The dollar hovered near two-year highs against a basket of major currencies today after meeting minutes showed the Federal Reserve preparing to move aggressively to fight inflation, while commodity currencies fell further from recent peaks.

The euro bucked the trend but was near a one-month low below US$1.09 (RM4.60) as investors await European Central Bank minutes due later.

Minutes from the March Fed meeting published yesterday showed “many” participants were prepared to raise interest rates in 50-basis-point increments in coming months.

They also prepared markets for a reduction in the Fed’s balance sheet after the May meeting at a rate of US$95 billion per month, the beginning of the reversal of the massive stimulus in pumped into the economy after the Covid-19 pandemic struck.

“That’s nearly twice as quick as was seen during the last balance sheet run down during the 2017-19 cycle,” ING analysts said.

“All of the above points to the Fed applying a heavy foot to the brakes, which should be positive for the dollar.”

By 0745 GMT, the US dollar index traded at 99.581, near a 2-year high of 99.778 =USD.

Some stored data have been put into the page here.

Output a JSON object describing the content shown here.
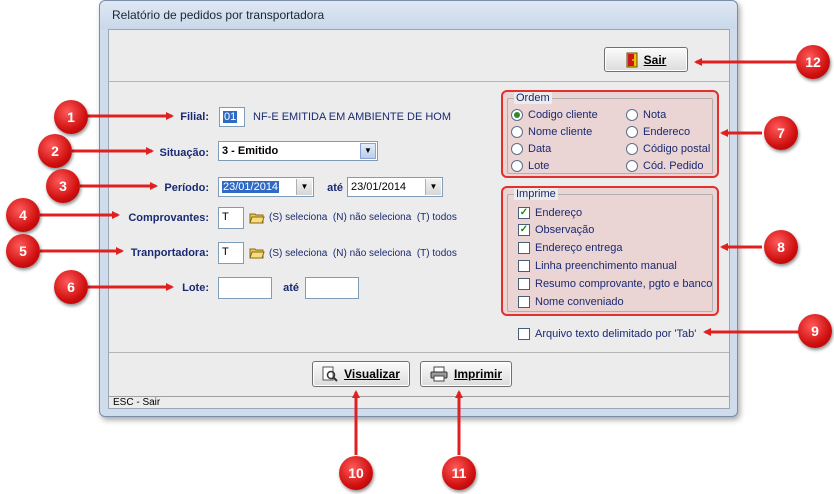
{
  "window": {
    "title": "Relatório de pedidos por transportadora"
  },
  "buttons": {
    "sair": "Sair",
    "visualizar": "Visualizar",
    "imprimir": "Imprimir"
  },
  "form": {
    "filial": {
      "label": "Filial:",
      "value": "01",
      "description": "NF-E EMITIDA EM AMBIENTE DE HOM"
    },
    "situacao": {
      "label": "Situação:",
      "value": "3 - Emitido"
    },
    "periodo": {
      "label": "Período:",
      "from": "23/01/2014",
      "to_label": "até",
      "to": "23/01/2014"
    },
    "comprovantes": {
      "label": "Comprovantes:",
      "value": "T",
      "hint": "(S) seleciona  (N) não seleciona  (T) todos"
    },
    "transportadora": {
      "label": "Tranportadora:",
      "value": "T",
      "hint": "(S) seleciona  (N) não seleciona  (T) todos"
    },
    "lote": {
      "label": "Lote:",
      "from": "",
      "to_label": "até",
      "to": ""
    }
  },
  "ordem": {
    "title": "Ordem",
    "options": [
      "Codigo cliente",
      "Nome cliente",
      "Data",
      "Lote",
      "Nota",
      "Endereco",
      "Código postal",
      "Cód. Pedido"
    ],
    "selected": "Codigo cliente"
  },
  "imprime": {
    "title": "Imprime",
    "options": [
      {
        "label": "Endereço",
        "checked": true
      },
      {
        "label": "Observação",
        "checked": true
      },
      {
        "label": "Endereço entrega",
        "checked": false
      },
      {
        "label": "Linha preenchimento manual",
        "checked": false
      },
      {
        "label": "Resumo comprovante, pgto e banco",
        "checked": false
      },
      {
        "label": "Nome conveniado",
        "checked": false
      }
    ]
  },
  "arquivo_texto": {
    "label": "Arquivo texto delimitado por 'Tab'",
    "checked": false
  },
  "status": {
    "text": "ESC - Sair"
  },
  "badges": [
    "1",
    "2",
    "3",
    "4",
    "5",
    "6",
    "7",
    "8",
    "9",
    "10",
    "11",
    "12"
  ],
  "colors": {
    "accent": "#1a2a72",
    "badge": "#d01010",
    "arrow": "#e02020",
    "highlight": "#e03030"
  },
  "icons": [
    "door-exit-icon",
    "magnifier-icon",
    "printer-icon",
    "folder-open-icon",
    "chevron-down-icon"
  ]
}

The Australian and New Zealand dollars fell between 0.3 per cent-0.2 per cent to sit around 2 per cent beneath highs struck on Tuesday as the Fed’s tone has offset a hawkish shift from Australia’s central bank, and a pullback in commodity prices whacked them.

Minutes from the ECB’s March meeting, due later in the day, will be watched for insight into policymakers’ delicate balancing act to manage soaring inflation and slowing growth.

An increasingly close-looking presidential election in France is another wildcard, and the risk of far-right candidate Marine Le Pen beating incumbent Emmanuel Macron has dragged on the euro and French debt ahead of Sunday’s first-round vote.

The euro scraped itself from a one-month trough of US$1.0874 to hit US$1.09 in early European trading.

The Japanese yen was pinned near a one-week low and last traded at 123.80 to the dollar.

“Inflation differentials and the resulting monetary policy divergence dynamics can underpin DXY [US dollar] resilience near term,” Citi foreign exchange strategists said.

“High inflation is here to stay and the hawks are in the driving seat. This matters for DXY given the strength of relative rates in driving EURUSD and USDJPY recently.”

Sterling recovered some of its recent losses to trade at US$1.31.

Broad selling of equities and other risk assets this week has also hurt cryptocurrencies, and bitcoin nursed yesterday’s 5 per cent drop with a 0.7 per cent rise to US$43,508.